Here’s what people missed at the Monticello caucus: leaving home at 1:30 p.m. and parking the car 100 yards from the school entrance at 2 p.m.
We then walked to the school entrance and stood in congested lines for 20 minutes to register, only to find that our names were not on the official rolls, even though we had our registration cards.
We waited in the cafeteria for 10 minutes, entered the gymnasium and stood in rows in order to be counted and recounted, over and over, while listening to speakers who could not be seen. We left the gym and all our new friends at 4:45 p.m., and then we walked the 100 yards back to our car.
In summary, you missed standing on your feet for almost three hours. Is it not time for a change to a 30-minute ballot?
Judy and Bob
The Missouri legislature is considering a proposal to make daylight-saving time year-round, thus altering the state’s historic Central Time Zone status. About 150 countries, including China, observe no daylight-saving time.
A change would put Missouri in a hybrid zone. Consider that on Sunday we will begin Central Daylight Time, an hour behind Eastern Daylight Time. But in November 2016, the eastern zone will revert to Eastern Standard Time, while Missouri would remain at Central Daylight Time under the proposed legislation.
So, we would watch New York’s Times Square celebration in real time instead of an hour later. In effect, we would be on Eastern time during our winter months.
Such breaks with established norms belong on a national agenda, although even there the urge to tinker is endless.
It makes you wonder whether the Capitol library has an Encyclopedia of Bad Ideas. Other meddlesome ideas: calling for a U.S. constitutional convention to reign in the federal government, micro-managing the university system, ignoring women’s rights to abortions, forbidding cities from instituting taxes and abridging the privilege of voting in elections. Ad infinitum.
Flint’s lead water
Black-on-black crime is reaching epidemic proportions. News of cops shooting and killing unarmed black males in cities across the nation appears seemingly on a weekly basis.

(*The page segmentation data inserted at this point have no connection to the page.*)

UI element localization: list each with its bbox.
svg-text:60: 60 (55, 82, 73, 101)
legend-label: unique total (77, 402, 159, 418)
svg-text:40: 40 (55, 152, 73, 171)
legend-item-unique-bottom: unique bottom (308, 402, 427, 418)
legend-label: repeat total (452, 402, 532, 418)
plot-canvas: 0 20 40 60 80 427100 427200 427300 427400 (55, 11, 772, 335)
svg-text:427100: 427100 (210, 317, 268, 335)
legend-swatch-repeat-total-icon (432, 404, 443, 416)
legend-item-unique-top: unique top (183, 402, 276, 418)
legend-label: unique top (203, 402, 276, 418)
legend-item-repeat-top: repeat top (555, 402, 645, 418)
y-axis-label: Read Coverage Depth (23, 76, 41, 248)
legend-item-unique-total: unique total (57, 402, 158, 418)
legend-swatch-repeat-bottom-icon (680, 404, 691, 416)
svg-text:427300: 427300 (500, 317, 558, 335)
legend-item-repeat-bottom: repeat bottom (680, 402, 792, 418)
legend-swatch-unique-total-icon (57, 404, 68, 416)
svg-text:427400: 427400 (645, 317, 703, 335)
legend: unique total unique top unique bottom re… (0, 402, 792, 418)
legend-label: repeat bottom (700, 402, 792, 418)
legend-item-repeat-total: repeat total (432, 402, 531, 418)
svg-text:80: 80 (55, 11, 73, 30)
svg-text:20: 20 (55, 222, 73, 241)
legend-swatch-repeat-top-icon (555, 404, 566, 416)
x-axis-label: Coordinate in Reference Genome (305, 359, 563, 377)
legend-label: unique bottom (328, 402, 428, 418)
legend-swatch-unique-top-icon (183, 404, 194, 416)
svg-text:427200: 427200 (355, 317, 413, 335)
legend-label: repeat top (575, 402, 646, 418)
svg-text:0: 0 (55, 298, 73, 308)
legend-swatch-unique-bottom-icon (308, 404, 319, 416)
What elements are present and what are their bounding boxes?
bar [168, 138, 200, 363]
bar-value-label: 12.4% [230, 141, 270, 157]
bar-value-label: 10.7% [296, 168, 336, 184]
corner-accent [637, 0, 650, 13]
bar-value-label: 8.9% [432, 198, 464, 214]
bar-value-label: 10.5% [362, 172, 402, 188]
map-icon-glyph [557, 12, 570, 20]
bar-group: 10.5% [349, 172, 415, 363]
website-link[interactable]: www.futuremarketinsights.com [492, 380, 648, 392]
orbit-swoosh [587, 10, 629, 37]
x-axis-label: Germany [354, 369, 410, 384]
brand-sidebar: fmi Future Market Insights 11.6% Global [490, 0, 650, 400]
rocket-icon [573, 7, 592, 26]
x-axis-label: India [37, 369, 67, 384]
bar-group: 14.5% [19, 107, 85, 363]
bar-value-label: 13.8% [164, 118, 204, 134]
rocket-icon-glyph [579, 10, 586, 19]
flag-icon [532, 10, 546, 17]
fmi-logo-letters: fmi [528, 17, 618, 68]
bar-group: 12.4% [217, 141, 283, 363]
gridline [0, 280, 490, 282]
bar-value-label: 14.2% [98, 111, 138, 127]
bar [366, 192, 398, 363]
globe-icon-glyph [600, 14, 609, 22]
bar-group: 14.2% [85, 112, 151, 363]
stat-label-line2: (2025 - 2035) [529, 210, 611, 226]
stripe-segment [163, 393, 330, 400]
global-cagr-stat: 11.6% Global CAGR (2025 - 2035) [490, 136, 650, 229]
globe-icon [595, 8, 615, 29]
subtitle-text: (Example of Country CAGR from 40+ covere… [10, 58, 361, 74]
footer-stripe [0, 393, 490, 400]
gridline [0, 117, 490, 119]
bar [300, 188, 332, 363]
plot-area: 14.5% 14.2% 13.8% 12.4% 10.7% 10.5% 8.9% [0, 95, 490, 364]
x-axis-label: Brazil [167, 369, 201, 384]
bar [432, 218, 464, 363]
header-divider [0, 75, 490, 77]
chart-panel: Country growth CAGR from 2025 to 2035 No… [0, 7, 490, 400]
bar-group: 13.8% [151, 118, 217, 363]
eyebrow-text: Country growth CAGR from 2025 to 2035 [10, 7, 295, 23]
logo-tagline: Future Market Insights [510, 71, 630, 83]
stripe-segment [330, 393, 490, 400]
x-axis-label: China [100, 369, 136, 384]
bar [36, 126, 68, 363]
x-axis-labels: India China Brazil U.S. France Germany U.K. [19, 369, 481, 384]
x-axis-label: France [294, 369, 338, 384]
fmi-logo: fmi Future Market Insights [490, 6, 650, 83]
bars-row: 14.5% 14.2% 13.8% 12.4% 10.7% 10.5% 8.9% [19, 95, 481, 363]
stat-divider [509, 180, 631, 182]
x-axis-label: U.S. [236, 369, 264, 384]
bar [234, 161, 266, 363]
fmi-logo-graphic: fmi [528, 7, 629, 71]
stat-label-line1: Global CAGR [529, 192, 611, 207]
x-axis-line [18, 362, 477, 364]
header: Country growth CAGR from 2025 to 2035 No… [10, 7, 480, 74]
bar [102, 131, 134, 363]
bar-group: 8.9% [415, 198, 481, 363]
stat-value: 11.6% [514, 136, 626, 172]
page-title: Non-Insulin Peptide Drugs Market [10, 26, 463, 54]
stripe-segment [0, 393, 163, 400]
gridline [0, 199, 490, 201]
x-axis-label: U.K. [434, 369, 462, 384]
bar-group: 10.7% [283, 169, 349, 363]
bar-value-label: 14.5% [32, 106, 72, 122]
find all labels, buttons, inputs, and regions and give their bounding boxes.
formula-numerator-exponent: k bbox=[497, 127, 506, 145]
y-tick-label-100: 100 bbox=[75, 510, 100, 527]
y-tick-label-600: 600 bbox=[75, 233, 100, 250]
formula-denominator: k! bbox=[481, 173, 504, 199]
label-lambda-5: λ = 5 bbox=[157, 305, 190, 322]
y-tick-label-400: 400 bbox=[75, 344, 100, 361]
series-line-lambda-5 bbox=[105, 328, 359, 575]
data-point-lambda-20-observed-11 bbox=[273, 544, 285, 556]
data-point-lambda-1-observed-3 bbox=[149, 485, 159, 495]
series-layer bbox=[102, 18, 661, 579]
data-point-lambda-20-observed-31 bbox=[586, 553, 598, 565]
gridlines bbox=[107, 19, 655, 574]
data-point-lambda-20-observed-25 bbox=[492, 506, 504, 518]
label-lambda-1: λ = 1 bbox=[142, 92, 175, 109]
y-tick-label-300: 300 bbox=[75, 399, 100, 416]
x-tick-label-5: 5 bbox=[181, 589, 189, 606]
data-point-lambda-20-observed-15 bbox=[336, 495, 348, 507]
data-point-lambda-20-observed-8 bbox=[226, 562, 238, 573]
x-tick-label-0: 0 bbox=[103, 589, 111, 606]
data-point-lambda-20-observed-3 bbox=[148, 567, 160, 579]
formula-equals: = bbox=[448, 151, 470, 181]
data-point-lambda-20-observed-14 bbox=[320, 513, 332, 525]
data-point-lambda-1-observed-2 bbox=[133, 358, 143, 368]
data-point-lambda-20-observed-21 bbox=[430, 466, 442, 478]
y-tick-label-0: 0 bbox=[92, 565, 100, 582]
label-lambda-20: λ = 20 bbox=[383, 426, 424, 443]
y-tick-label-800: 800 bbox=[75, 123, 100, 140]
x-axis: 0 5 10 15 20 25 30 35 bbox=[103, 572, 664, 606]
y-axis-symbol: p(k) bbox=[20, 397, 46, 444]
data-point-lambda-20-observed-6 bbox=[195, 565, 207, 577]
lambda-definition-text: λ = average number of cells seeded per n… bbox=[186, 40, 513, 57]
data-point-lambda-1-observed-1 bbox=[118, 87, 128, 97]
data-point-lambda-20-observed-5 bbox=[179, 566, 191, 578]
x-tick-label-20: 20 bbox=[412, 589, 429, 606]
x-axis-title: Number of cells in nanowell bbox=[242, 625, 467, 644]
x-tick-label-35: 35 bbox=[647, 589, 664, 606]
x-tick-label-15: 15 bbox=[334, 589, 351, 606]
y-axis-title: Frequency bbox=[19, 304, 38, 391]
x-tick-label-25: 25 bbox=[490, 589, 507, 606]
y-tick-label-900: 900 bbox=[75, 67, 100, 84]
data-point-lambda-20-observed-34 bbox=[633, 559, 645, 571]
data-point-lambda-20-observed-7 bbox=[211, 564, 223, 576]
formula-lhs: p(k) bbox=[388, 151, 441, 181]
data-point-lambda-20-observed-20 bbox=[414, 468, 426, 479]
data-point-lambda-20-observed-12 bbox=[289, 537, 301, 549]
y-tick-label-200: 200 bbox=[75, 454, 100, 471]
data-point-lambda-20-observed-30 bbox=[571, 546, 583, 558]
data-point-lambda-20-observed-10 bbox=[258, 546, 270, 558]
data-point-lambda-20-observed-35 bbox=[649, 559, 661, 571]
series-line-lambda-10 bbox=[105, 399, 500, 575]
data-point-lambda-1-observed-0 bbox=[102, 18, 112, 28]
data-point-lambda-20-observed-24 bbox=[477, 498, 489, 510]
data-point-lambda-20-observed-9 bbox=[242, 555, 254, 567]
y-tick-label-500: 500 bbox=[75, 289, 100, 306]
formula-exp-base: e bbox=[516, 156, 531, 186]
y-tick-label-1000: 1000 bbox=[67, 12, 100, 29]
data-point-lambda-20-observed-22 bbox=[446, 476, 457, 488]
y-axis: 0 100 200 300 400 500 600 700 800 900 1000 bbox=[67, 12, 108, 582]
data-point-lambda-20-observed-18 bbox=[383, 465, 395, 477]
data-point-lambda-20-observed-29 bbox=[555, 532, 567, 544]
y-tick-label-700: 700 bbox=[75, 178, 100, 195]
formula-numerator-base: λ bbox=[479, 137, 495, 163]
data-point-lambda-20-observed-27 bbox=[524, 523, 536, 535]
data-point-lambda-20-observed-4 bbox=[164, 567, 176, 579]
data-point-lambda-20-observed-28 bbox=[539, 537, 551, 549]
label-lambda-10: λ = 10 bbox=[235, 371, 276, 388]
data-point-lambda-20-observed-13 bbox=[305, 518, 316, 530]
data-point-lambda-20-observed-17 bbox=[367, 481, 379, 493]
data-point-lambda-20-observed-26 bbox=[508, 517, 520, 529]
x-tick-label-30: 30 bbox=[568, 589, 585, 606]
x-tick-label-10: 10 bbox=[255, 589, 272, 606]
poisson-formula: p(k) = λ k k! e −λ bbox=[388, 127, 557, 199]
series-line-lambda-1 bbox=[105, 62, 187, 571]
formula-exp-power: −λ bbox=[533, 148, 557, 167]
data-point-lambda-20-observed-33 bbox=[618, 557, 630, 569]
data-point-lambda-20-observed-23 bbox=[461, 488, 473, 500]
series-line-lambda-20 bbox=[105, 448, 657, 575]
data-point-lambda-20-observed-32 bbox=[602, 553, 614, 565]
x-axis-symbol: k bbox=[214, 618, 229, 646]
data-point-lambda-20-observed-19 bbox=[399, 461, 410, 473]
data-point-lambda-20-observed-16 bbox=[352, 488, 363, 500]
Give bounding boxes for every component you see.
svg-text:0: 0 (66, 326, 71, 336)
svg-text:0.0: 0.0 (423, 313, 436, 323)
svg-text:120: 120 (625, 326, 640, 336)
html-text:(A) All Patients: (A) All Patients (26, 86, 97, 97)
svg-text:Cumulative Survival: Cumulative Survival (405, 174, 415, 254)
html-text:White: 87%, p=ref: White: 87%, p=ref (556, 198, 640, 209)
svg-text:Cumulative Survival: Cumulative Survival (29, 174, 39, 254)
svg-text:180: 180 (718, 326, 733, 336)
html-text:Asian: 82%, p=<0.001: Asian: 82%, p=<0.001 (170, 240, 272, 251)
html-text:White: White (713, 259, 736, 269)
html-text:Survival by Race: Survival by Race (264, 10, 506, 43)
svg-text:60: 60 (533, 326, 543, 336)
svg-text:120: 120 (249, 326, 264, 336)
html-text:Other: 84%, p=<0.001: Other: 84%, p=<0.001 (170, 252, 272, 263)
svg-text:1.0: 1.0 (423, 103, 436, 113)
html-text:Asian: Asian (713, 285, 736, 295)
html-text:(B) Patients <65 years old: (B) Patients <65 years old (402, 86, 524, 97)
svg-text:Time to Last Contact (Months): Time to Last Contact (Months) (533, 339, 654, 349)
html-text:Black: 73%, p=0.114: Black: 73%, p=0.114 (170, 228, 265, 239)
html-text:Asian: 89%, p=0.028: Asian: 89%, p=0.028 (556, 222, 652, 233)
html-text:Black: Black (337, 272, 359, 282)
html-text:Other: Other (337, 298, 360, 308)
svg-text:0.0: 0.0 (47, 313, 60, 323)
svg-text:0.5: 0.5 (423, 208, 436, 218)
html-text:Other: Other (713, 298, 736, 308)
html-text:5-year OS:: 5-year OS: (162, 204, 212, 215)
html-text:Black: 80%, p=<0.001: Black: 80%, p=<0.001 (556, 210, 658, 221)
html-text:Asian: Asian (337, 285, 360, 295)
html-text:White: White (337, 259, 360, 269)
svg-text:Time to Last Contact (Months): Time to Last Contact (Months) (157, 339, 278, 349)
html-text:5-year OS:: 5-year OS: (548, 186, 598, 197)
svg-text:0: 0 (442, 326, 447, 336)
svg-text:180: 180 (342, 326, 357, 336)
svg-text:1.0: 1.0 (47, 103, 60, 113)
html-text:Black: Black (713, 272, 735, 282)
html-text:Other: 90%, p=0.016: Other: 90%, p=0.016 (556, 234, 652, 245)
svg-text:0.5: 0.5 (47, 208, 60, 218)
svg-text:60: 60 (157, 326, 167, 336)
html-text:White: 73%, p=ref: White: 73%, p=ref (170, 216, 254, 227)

And now the topper. An entire city, Flint, Mich., has high levels of lead in its drinking water because of alleged greed, mismanagement and total indifference for the lives of the city’s mostly black residents.
As a concerned black male, I wonder whether, at this rate, it’s not so far-fetched to question whether we blacks, as a race, may eventually be on the verge of extinction.
Eddie L. Clay
Banking on speed
The Kansas City Police Department has a new gold mine. The intersection at Blue Parkway and Eastwood Trafficway is being redone.
Speed limits have gone from 45 mph to 20 mph. I see from two to as many as five police giving tickets both ways all day long.
Twenty mph is hard for drivers to maintain, especially with no equipment or workers near the street. But it is good for the city’s bank account.